Les opportunités sont nombreuses. De manière générale, l’agriculture sénégalaise a besoin d’infrastructures, de logistiques, d’intensification des procédés du champ à l’assiette, de transformations agricoles, de stockage, d’élargissement des matières de base de ses productions agricoles...
Ce programme est soutenu par une nature généreuse, des terres fertiles, en particulier autour du fleuve Sénégal et la région de Saint-Louis. Il est essentiel de rappeler que le Sénégal ne pourra jamais concurrencer l’Algérie dans la production des dattes. Il en est de même pour l’Algérie qui ne peut rivaliser avec la production sénégalaise en arachides ou en riz.

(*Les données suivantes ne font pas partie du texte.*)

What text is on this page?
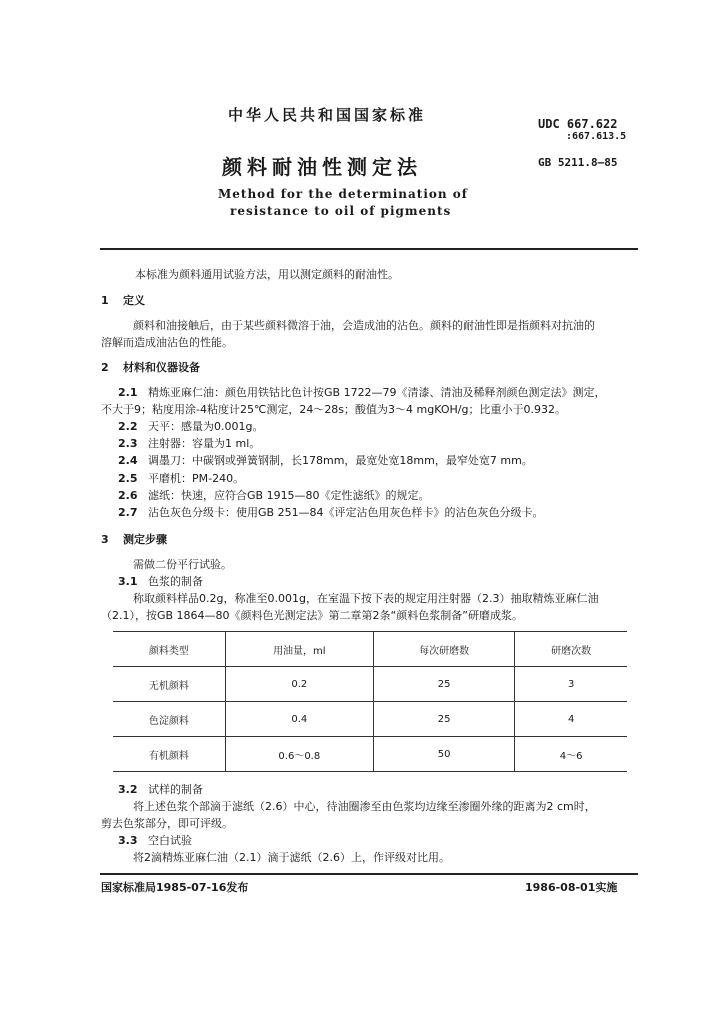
中华人民共和国国家标准	UDC 667.622
:667.613.5
颜料耐油性测定法	GB 5211.8—85
Method for the determination of
resistance to oil of pigments
本标准为颜料通用试验方法，用以测定颜料的耐油性。
1 定义
颜料和油接触后，由于某些颜料微溶于油，会造成油的沾色。颜料的耐油性即是指颜料对抗油的
溶解而造成油沾色的性能。
2 材料和仪器设备
2.1 精炼亚麻仁油：颜色用铁钴比色计按GB 1722—79《清漆、清油及稀释剂颜色测定法》测定，
不大于9；粘度用涂-4粘度计25℃测定，24～28s；酸值为3～4 mgKOH/g；比重小于0.932。
2.2 天平：感量为0.001g。
2.3 注射器：容量为1 ml。
2.4 调墨刀：中碳钢或弹簧钢制，长178mm，最宽处宽18mm，最窄处宽7 mm。
2.5 平磨机：PM-240。
2.6 滤纸：快速，应符合GB 1915—80《定性滤纸》的规定。
2.7 沾色灰色分级卡：使用GB 251—84《评定沾色用灰色样卡》的沾色灰色分级卡。
3 测定步骤
需做二份平行试验。
3.1 色浆的制备
称取颜料样品0.2g，称准至0.001g，在室温下按下表的规定用注射器（2.3）抽取精炼亚麻仁油
（2.1），按GB 1864—80《颜料色光测定法》第二章第2条“颜料色浆制备”研磨成浆。
颜料类型	用油量，ml	每次研磨数	研磨次数
无机颜料	0.2	25	3
色淀颜料	0.4	25	4
有机颜料	0.6～0.8	50	4～6
3.2 试样的制备
将上述色浆个部滴于滤纸（2.6）中心，待油圈渗至由色浆均边缘至渗圈外缘的距离为2 cm时，
剪去色浆部分，即可评级。
3.3 空白试验
将2滴精炼亚麻仁油（2.1）滴于滤纸（2.6）上，作评级对比用。
国家标准局1985-07-16发布	1986-08-01实施
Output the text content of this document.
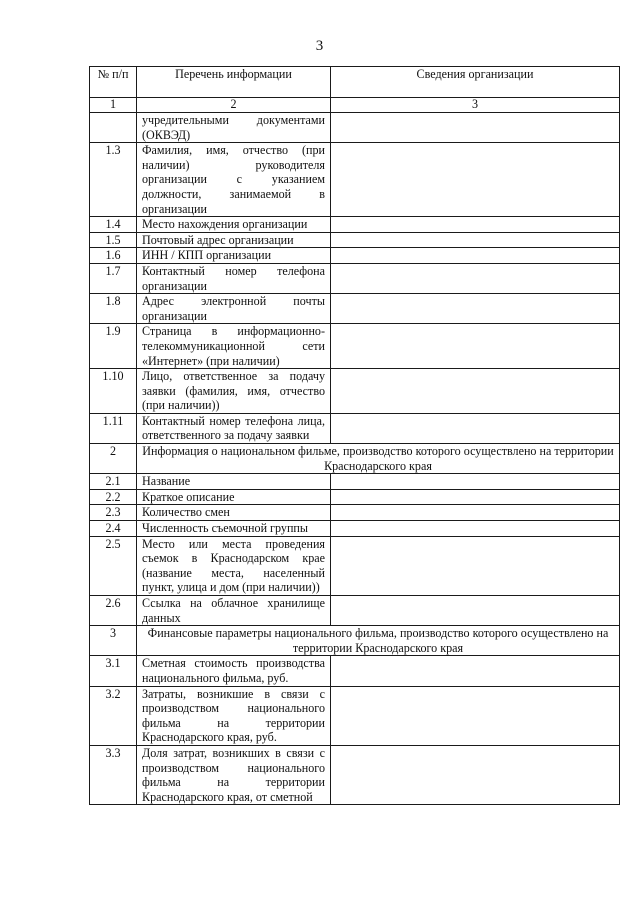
3
№ п/п	Перечень информации	Сведения организации
1	2	3
	учредительными документами (ОКВЭД)	
1.3	Фамилия, имя, отчество (при наличии) руководителя организации с указанием должности, занимаемой в организации	
1.4	Место нахождения организации	
1.5	Почтовый адрес организации	
1.6	ИНН / КПП организации	
1.7	Контактный номер телефона организации	
1.8	Адрес электронной почты организации	
1.9	Страница в информационно-телекоммуникационной сети «Интернет» (при наличии)	
1.10	Лицо, ответственное за подачу заявки (фамилия, имя, отчество (при наличии))	
1.11	Контактный номер телефона лица, ответственного за подачу заявки	
2	Информация о национальном фильме, производство которого осуществлено на территории Краснодарского края	
2.1	Название	
2.2	Краткое описание	
2.3	Количество смен	
2.4	Численность съемочной группы	
2.5	Место или места проведения съемок в Краснодарском крае (название места, населенный пункт, улица и дом (при наличии))	
2.6	Ссылка на облачное хранилище данных	
3	Финансовые параметры национального фильма, производство которого осуществлено на территории Краснодарского края	
3.1	Сметная стоимость производства национального фильма, руб.	
3.2	Затраты, возникшие в связи с производством национального фильма на территории Краснодарского края, руб.	
3.3	Доля затрат, возникших в связи с производством национального фильма на территории Краснодарского края, от сметной	
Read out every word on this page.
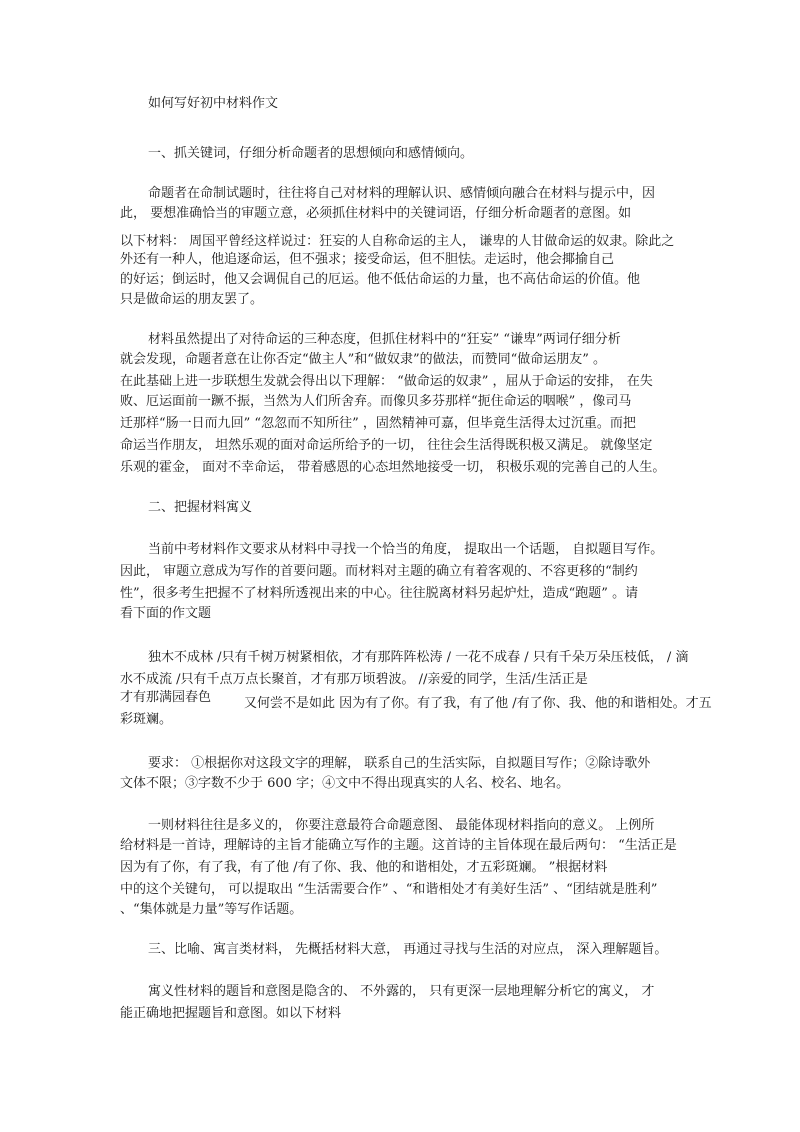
如何写好初中材料作文
一、抓关键词，仔细分析命题者的思想倾向和感情倾向。
命题者在命制试题时，往往将自己对材料的理解认识、感情倾向融合在材料与提示中，因
此， 要想准确恰当的审题立意，必须抓住材料中的关键词语，仔细分析命题者的意图。如
以下材料： 周国平曾经这样说过：狂妄的人自称命运的主人， 谦卑的人甘做命运的奴隶。除此之
外还有一种人，他追逐命运，但不强求；接受命运，但不胆怯。走运时，他会揶揄自己
的好运；倒运时，他又会调侃自己的厄运。他不低估命运的力量，也不高估命运的价值。他
只是做命运的朋友罢了。
材料虽然提出了对待命运的三种态度，但抓住材料中的“狂妄” “谦卑”两词仔细分析
就会发现，命题者意在让你否定“做主人”和“做奴隶”的做法，而赞同“做命运朋友” 。
在此基础上进一步联想生发就会得出以下理解： “做命运的奴隶” ，屈从于命运的安排， 在失
败、厄运面前一蹶不振，当然为人们所舍弃。而像贝多芬那样“扼住命运的咽喉” ，像司马
迁那样“肠一日而九回” “忽忽而不知所往” ，固然精神可嘉，但毕竟生活得太过沉重。而把
命运当作朋友， 坦然乐观的面对命运所给予的一切， 往往会生活得既积极又满足。 就像坚定
乐观的霍金， 面对不幸命运， 带着感恩的心态坦然地接受一切， 积极乐观的完善自己的人生。
二、把握材料寓义
当前中考材料作文要求从材料中寻找一个恰当的角度， 提取出一个话题， 自拟题目写作。
因此， 审题立意成为写作的首要问题。而材料对主题的确立有着客观的、不容更移的“制约
性”，很多考生把握不了材料所透视出来的中心。往往脱离材料另起炉灶，造成“跑题” 。请
看下面的作文题
独木不成林 /只有千树万树紧相依，才有那阵阵松涛 / 一花不成春 / 只有千朵万朵压枝低， / 滴
水不成流 /只有千点万点长聚首，才有那万顷碧波。 //亲爱的同学，生活/生活正是
才有那满园春色	又何尝不是如此 因为有了你。有了我，有了他 /有了你、我、他的和谐相处。才五
彩斑斓。
要求： ①根据你对这段文字的理解， 联系自己的生活实际，自拟题目写作；②除诗歌外
文体不限；③字数不少于 600 字；④文中不得出现真实的人名、校名、地名。
一则材料往往是多义的， 你要注意最符合命题意图、 最能体现材料指向的意义。 上例所
给材料是一首诗，理解诗的主旨才能确立写作的主题。这首诗的主旨体现在最后两句： “生活正是
因为有了你，有了我，有了他 /有了你、我、他的和谐相处，才五彩斑斓。 ”根据材料
中的这个关键句， 可以提取出 “生活需要合作” 、“和谐相处才有美好生活” 、“团结就是胜利”
、“集体就是力量”等写作话题。
三、比喻、寓言类材料， 先概括材料大意， 再通过寻找与生活的对应点， 深入理解题旨。
寓义性材料的题旨和意图是隐含的、 不外露的， 只有更深一层地理解分析它的寓义， 才
能正确地把握题旨和意图。如以下材料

C’est une histoire de complémentarité africaine. Nous pouvons aussi y apporter notre expertise dans les filières
céréalières, en particulier le blé dur, mais aussi dans les filières de la tomate industrielle. En matière d’élevage, nous avons acquis une expertise confirmée dans l’alimentation du bétail. Enfin, l’industrie agricole algérienne est en mesure de fournir à nos amis sénégalais aussi bien de l’ingénierie que des réalisations dans nombre de domaines directement liés à l’agriculture.
- Le Sénégal représente pour l’Algérie une porte ouverte pour pénétrer le marché africain. Pensez-vous que les opérateurs économiques algériens ont la capacité de développer, voire consolider, leur présence sur les marchés en Afrique», surtout que la Zone de libre-échange continentale africaine «ZLECAF» se révèle une aubaine pour nos investisseurs ?

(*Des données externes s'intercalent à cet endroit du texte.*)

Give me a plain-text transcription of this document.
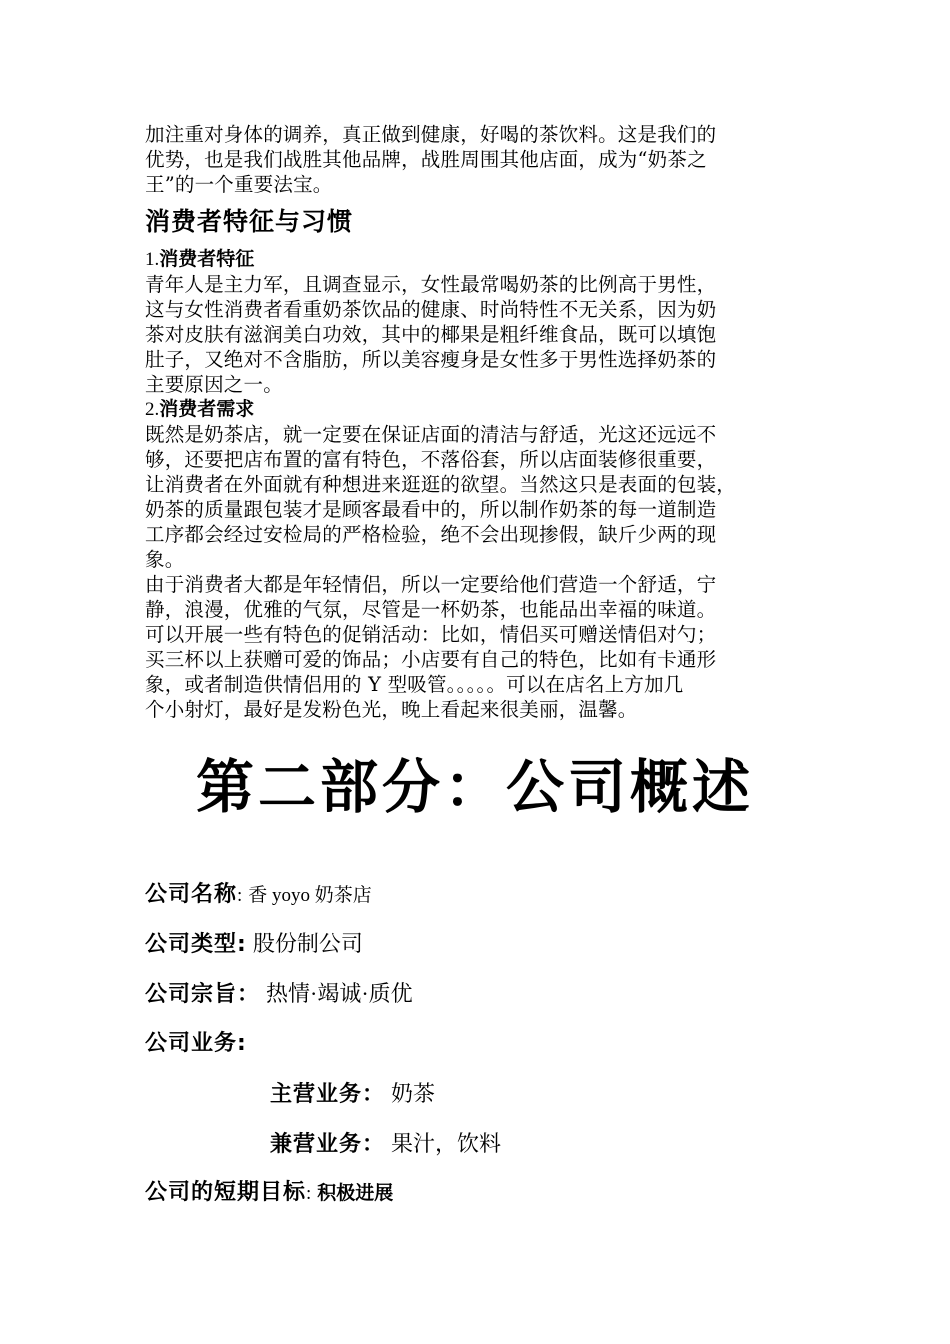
加注重对身体的调养，真正做到健康，好喝的茶饮料。这是我们的
优势，也是我们战胜其他品牌，战胜周围其他店面，成为“奶茶之
王”的一个重要法宝。
消费者特征与习惯
1.消费者特征
青年人是主力军，且调查显示，女性最常喝奶茶的比例高于男性，
这与女性消费者看重奶茶饮品的健康、时尚特性不无关系，因为奶
茶对皮肤有滋润美白功效，其中的椰果是粗纤维食品，既可以填饱
肚子，又绝对不含脂肪，所以美容瘦身是女性多于男性选择奶茶的
主要原因之一。
2.消费者需求
既然是奶茶店，就一定要在保证店面的清洁与舒适，光这还远远不
够，还要把店布置的富有特色，不落俗套，所以店面装修很重要，
让消费者在外面就有种想进来逛逛的欲望。当然这只是表面的包装，
奶茶的质量跟包装才是顾客最看中的，所以制作奶茶的每一道制造
工序都会经过安检局的严格检验，绝不会出现掺假，缺斤少两的现
象。
由于消费者大都是年轻情侣，所以一定要给他们营造一个舒适，宁
静，浪漫，优雅的气氛，尽管是一杯奶茶，也能品出幸福的味道。
可以开展一些有特色的促销活动：比如，情侣买可赠送情侣对勺；
买三杯以上获赠可爱的饰品；小店要有自己的特色，比如有卡通形
象，或者制造供情侣用的 Y 型吸管。。。。。可以在店名上方加几
个小射灯，最好是发粉色光，晚上看起来很美丽，温馨。
第二部分：公司概述
公司名称: 香 yoyo 奶茶店
公司类型: 股份制公司
公司宗旨： 热情·竭诚·质优
公司业务:
主营业务： 奶茶
兼营业务： 果汁，饮料
公司的短期目标: 积极进展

Je ne sais pas si la ZLECAF sera plus une aubaine pour nous en direction de l’Afrique qu’une immense opportunité de l’Afrique en Algérie. Nous verrons bien, l’essentiel est de donner à notre commerce extérieur une orientation sud-sud politiquement assumée. Le chantier reste vierge avec les pays de la CEDEAO et je pense en particulier aux opérateurs en Côte-d’Ivoire où le potentiel de coopération et de complémentarité est important, pourvu qu’il soit basé sur un échange direct des intérêts croisés. Les efforts de l’Etat algérien dans les mesures d’accompagnement des opérateurs nationaux en direction des exportations est bien entendu à encourager.

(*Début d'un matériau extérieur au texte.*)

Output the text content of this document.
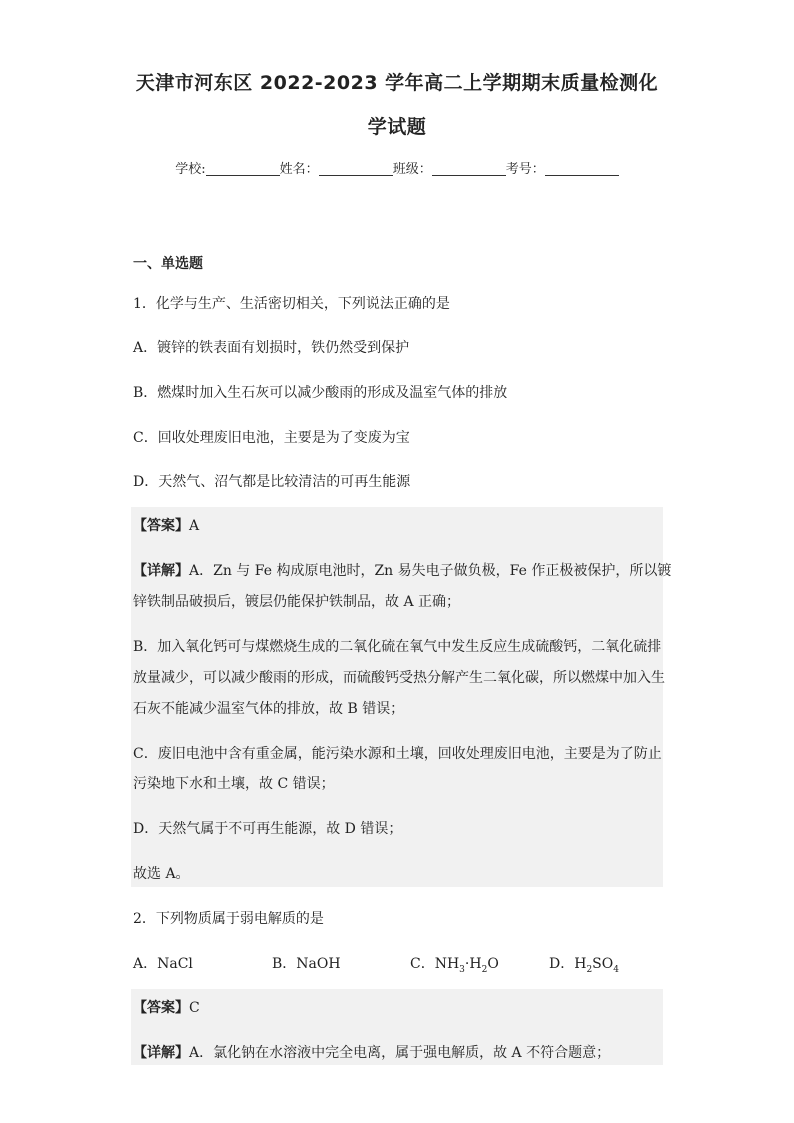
天津市河东区 2022-2023 学年高二上学期期末质量检测化
学试题
学校:	姓名：	班级：	考号：
一、单选题
1．化学与生产、生活密切相关，下列说法正确的是
A．镀锌的铁表面有划损时，铁仍然受到保护
B．燃煤时加入生石灰可以减少酸雨的形成及温室气体的排放
C．回收处理废旧电池，主要是为了变废为宝
D．天然气、沼气都是比较清洁的可再生能源
【答案】A
【详解】A．Zn 与 Fe 构成原电池时，Zn 易失电子做负极，Fe 作正极被保护，所以镀
锌铁制品破损后，镀层仍能保护铁制品，故 A 正确；
B．加入氧化钙可与煤燃烧生成的二氧化硫在氧气中发生反应生成硫酸钙，二氧化硫排
放量减少，可以减少酸雨的形成，而硫酸钙受热分解产生二氧化碳，所以燃煤中加入生
石灰不能减少温室气体的排放，故 B 错误；
C．废旧电池中含有重金属，能污染水源和土壤，回收处理废旧电池，主要是为了防止
污染地下水和土壤，故 C 错误；
D．天然气属于不可再生能源，故 D 错误；
故选 A。
2．下列物质属于弱电解质的是
A．NaCl	B．NaOH	C．$NH_3\cdot H_2O$	D．$H_2SO_4$
【答案】C
【详解】A．氯化钠在水溶液中完全电离，属于强电解质，故 A 不符合题意；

Le dispositif de création de banques, de plateformes commerciales avec Tasdir sont des pas orientés dans le bon sens. Il reste à trouver les voies et moyens d’assouplir certaines dispositions de la loi sur la monnaie et le crédit pour que nos opérateurs puissent aborder les marchés à l’export avec l’ensemble des instruments modernes qui sont à la disposition de leur concurrence internationale mais malheureusement pas encore dans l’arsenal de nos entreprises, du fait d’une vision trop restrictive de l’acte d’exporter.